As it turns out, there is a Major League scout in the audience. After the game, he offers Esquire Joe the chance to break the color barrier; with Bingo's blessing, he accepts. Leon glumly foresees the decline of the Negro leagues as more players follow Esquire Joe's lead, but Bingo, ever the optimist, cheers him up by describing the wild promotional stunts he intends to stage to bring in the paying customers.

==Cast==
- Billy Dee Williams as Bingo Long
- James Earl Jones as Leon Carter
- Richard Pryor as Charlie Snow / "Carlos Nevada" / "Chief Takahoma"
- Stan Shaw as Joseph Vanderbilt "Esquire Joe" Calloway
- Tony Burton as Issac, an All-Star
- Rico Dawson as Willie Lee Shively, an All-Star
- Sam "Birmingham" Brison as Louis Keystone, an All-Star
- Jophery Brown as Emory "Champ" Chambers, an All-Star
- Leon Wagner as Sam "Fat Sam" Popper, an All-Star
- John McCurry as Walter Murchman, an All-Star
- DeWayne Jessie as "Rainbow", the All-Stars' batboy
- Ted Ross as Sallison Potter, owner of the Ebony Aces
- Mabel King as Bertha Dewitt, another team owner
- Ken Foree as "Honey", one of Potter's henchmen
- Carl Gordon as Mack, another one of Potter's henchmen
- Ahna Capri as a prostitute

==Negro leagues tie-ins==
Some characters and situations are loosely based upon real-life people and incidents. Badham grew up in Birmingham, Alabama, and was familiar with the Birmingham Black Barons, who shared Rickwood Field with the white Birmingham Barons.

Bingo Long is based on former Black Baron Leroy "Satchel" Paige. Early in his career, Paige would call in his outfield while leading in the ninth inning against an amateur or semi-pro team and strike out the side. Bingo did a similar stunt in this movie. Leon Carter is a Josh Gibson-like power hitter, even playing the same position (catcher). "Esquire" Joe Calloway is an amalgam of another Black Baron, Willie Mays (in personality, talent, and fielding position) and Jackie Robinson (as being signed by a white team at the film's end).

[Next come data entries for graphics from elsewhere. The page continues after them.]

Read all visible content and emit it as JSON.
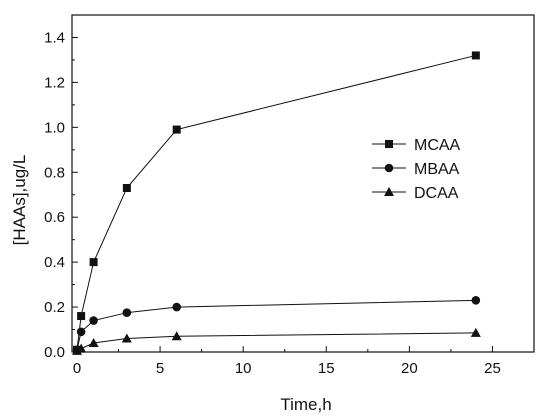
{
  "chart_data": {
    "type": "line",
    "xlabel": "Time,h",
    "ylabel": "[HAAs],ug/L",
    "xlim": [
      -0.3,
      27.5
    ],
    "ylim": [
      0,
      1.5
    ],
    "xticks": [
      0,
      5,
      10,
      15,
      20,
      25
    ],
    "yticks": [
      0.0,
      0.2,
      0.4,
      0.6,
      0.8,
      1.0,
      1.2,
      1.4
    ],
    "xtick_labels": [
      "0",
      "5",
      "10",
      "15",
      "20",
      "25"
    ],
    "ytick_labels": [
      "0.0",
      "0.2",
      "0.4",
      "0.6",
      "0.8",
      "1.0",
      "1.2",
      "1.4"
    ],
    "grid": false,
    "legend_position": "right-middle",
    "series": [
      {
        "name": "MCAA",
        "marker": "square",
        "x": [
          0,
          0.25,
          1,
          3,
          6,
          24
        ],
        "y": [
          0.01,
          0.16,
          0.4,
          0.73,
          0.99,
          1.32
        ]
      },
      {
        "name": "MBAA",
        "marker": "circle",
        "x": [
          0,
          0.25,
          1,
          3,
          6,
          24
        ],
        "y": [
          0.01,
          0.09,
          0.14,
          0.175,
          0.2,
          0.23
        ]
      },
      {
        "name": "DCAA",
        "marker": "triangle",
        "x": [
          0,
          0.25,
          1,
          3,
          6,
          24
        ],
        "y": [
          0.005,
          0.015,
          0.04,
          0.06,
          0.07,
          0.085
        ]
      }
    ]
  }
}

The Bingo Long Traveling All-Stars & Motor Kings were loosely based on the Indianapolis Clowns and other barnstorming Negro baseball teams, who likewise engaged in barnstorming.

==Production==
Luther Williams Field in Macon, Georgia, was used for filming as the Negro league ballpark. Luther Williams Field was home to the Macon Music, a minor league team in the independent South Coast League. Additional ballpark scenes were shot at Morgan Field in Macon, a Pony and Colt League Youth Baseball field, Grayson Stadium in Savannah, Georgia, home of the Savannah Bananas, and Wallace Field in Crawford County, Georgia. Exterior scenes set in St. Louis residential neighborhoods were also filmed in Savannah. Scenes set in rural communities were filmed in Talbotton, Georgia, and various small towns around Macon, including Monticello, Georgia. Some ballplayers were played by actual former athletes, including former members of the Indianapolis Clowns, who performed various stunts shown in the film.

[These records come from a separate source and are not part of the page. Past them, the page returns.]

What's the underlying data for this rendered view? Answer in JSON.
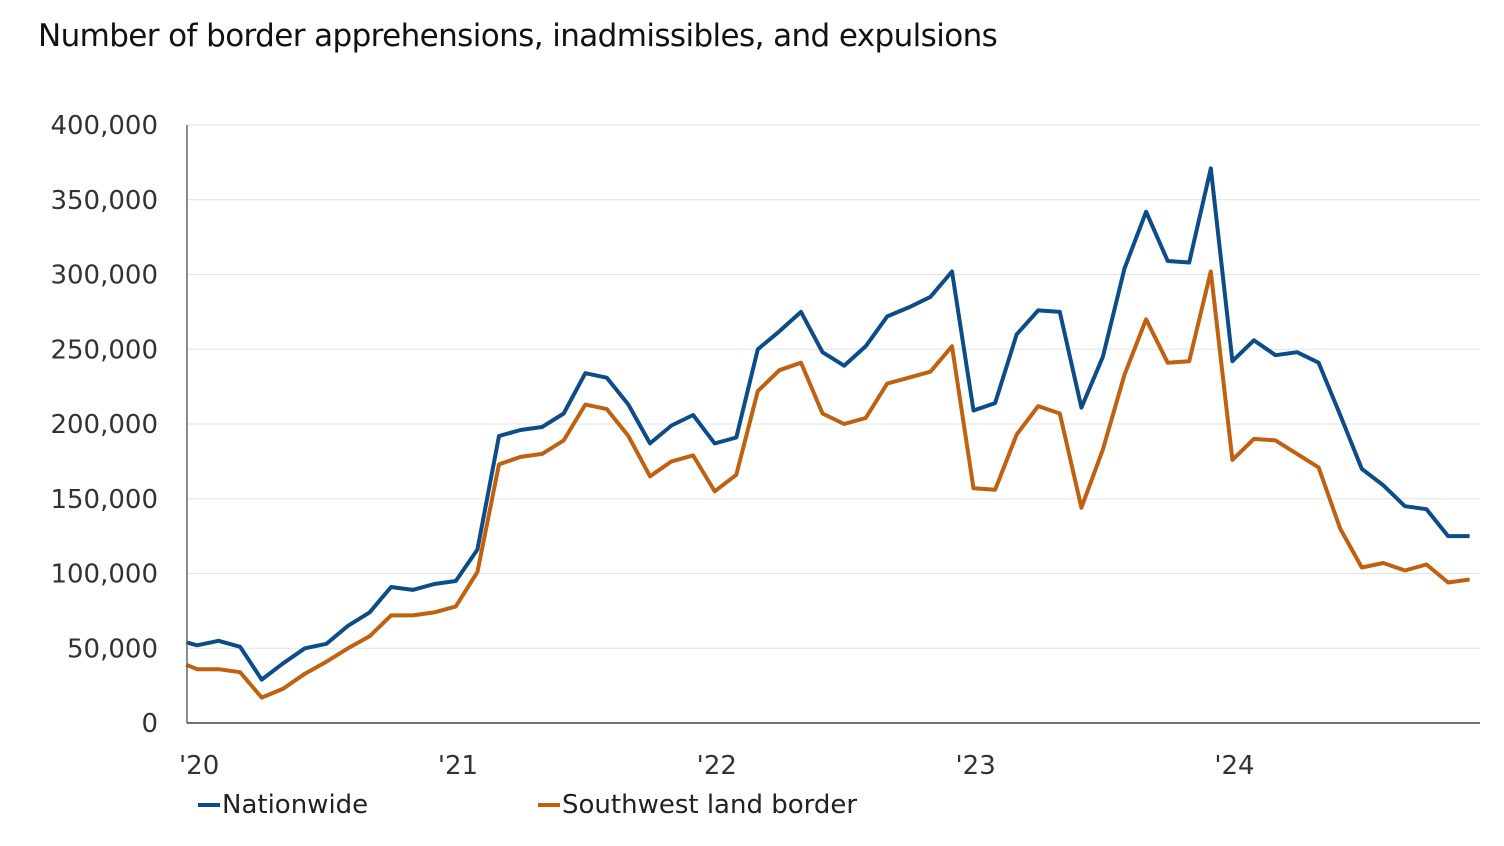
{
  "chart_data": {
    "type": "line",
    "title": "Number of border apprehensions, inadmissibles, and expulsions",
    "xlabel": "",
    "ylabel": "",
    "ylim": [
      0,
      400000
    ],
    "yticks": [
      0,
      50000,
      100000,
      150000,
      200000,
      250000,
      300000,
      350000,
      400000
    ],
    "ytick_labels": [
      "0",
      "50,000",
      "100,000",
      "150,000",
      "200,000",
      "250,000",
      "300,000",
      "350,000",
      "400,000"
    ],
    "xticks": [
      0,
      12,
      24,
      36,
      48
    ],
    "xtick_labels": [
      "'20",
      "'21",
      "'22",
      "'23",
      "'24"
    ],
    "x_unit": "months since Jan 2020",
    "grid": "horizontal",
    "legend_position": "bottom-left",
    "x": [
      -0.5,
      0,
      1,
      2,
      3,
      4,
      5,
      6,
      7,
      8,
      9,
      10,
      11,
      12,
      13,
      14,
      15,
      16,
      17,
      18,
      19,
      20,
      21,
      22,
      23,
      24,
      25,
      26,
      27,
      28,
      29,
      30,
      31,
      32,
      33,
      34,
      35,
      36,
      37,
      38,
      39,
      40,
      41,
      42,
      43,
      44,
      45,
      46,
      47,
      48,
      49,
      50,
      51,
      52,
      53,
      54,
      55,
      56,
      57,
      58,
      59
    ],
    "series": [
      {
        "name": "Nationwide",
        "color": "#0b4c89",
        "values": [
          54000,
          52000,
          55000,
          51000,
          29000,
          40000,
          50000,
          53000,
          65000,
          74000,
          91000,
          89000,
          93000,
          95000,
          116000,
          192000,
          196000,
          198000,
          207000,
          234000,
          231000,
          213000,
          187000,
          199000,
          206000,
          187000,
          191000,
          250000,
          262000,
          275000,
          248000,
          239000,
          252000,
          272000,
          278000,
          285000,
          302000,
          209000,
          214000,
          260000,
          276000,
          275000,
          211000,
          245000,
          304000,
          342000,
          309000,
          308000,
          371000,
          242000,
          256000,
          246000,
          248000,
          241000,
          206000,
          170000,
          159000,
          145000,
          143000,
          125000,
          125000
        ]
      },
      {
        "name": "Southwest land border",
        "color": "#c1600e",
        "values": [
          39000,
          36000,
          36000,
          34000,
          17000,
          23000,
          33000,
          41000,
          50000,
          58000,
          72000,
          72000,
          74000,
          78000,
          101000,
          173000,
          178000,
          180000,
          189000,
          213000,
          210000,
          192000,
          165000,
          175000,
          179000,
          155000,
          166000,
          222000,
          236000,
          241000,
          207000,
          200000,
          204000,
          227000,
          231000,
          235000,
          252000,
          157000,
          156000,
          193000,
          212000,
          207000,
          144000,
          183000,
          233000,
          270000,
          241000,
          242000,
          302000,
          176000,
          190000,
          189000,
          180000,
          171000,
          130000,
          104000,
          107000,
          102000,
          106000,
          94000,
          96000
        ]
      }
    ]
  }
}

Steven Spielberg originally wanted to have a hand in producing the movie until the success of his film Jaws got his full attention.

==Reception==
The film received positive reviews. Roger Ebert wrote that "Bingo Long is fun, it's pleasant to watch, but it cakewalks too much on its way to the box office." Jay Cocks agreed in his Time review, stating: "Although it never fulfills the richest possibilities in the raffish misadventures of a barnstorming black baseball team of the 1930s, it does come close from time to time." Stanley Kauffmann of The New Republic described The Bingo Long Traveling All-Stars & Motor Kings as a "flyweight picture which is considerable fun."

The movie holds an 87% "Fresh" rating on Rotten Tomatoes based on 63 critics, with the consensus: "Assembling an all-star team and letting them have infectious fun, Bingo Long throws a grand party in the dugout while giving a generation of ballplayers their overdue shine."

==Accolades==
The film was nominated for the American Film Institute's 2008 AFI's 10 Top 10 in the sports film category.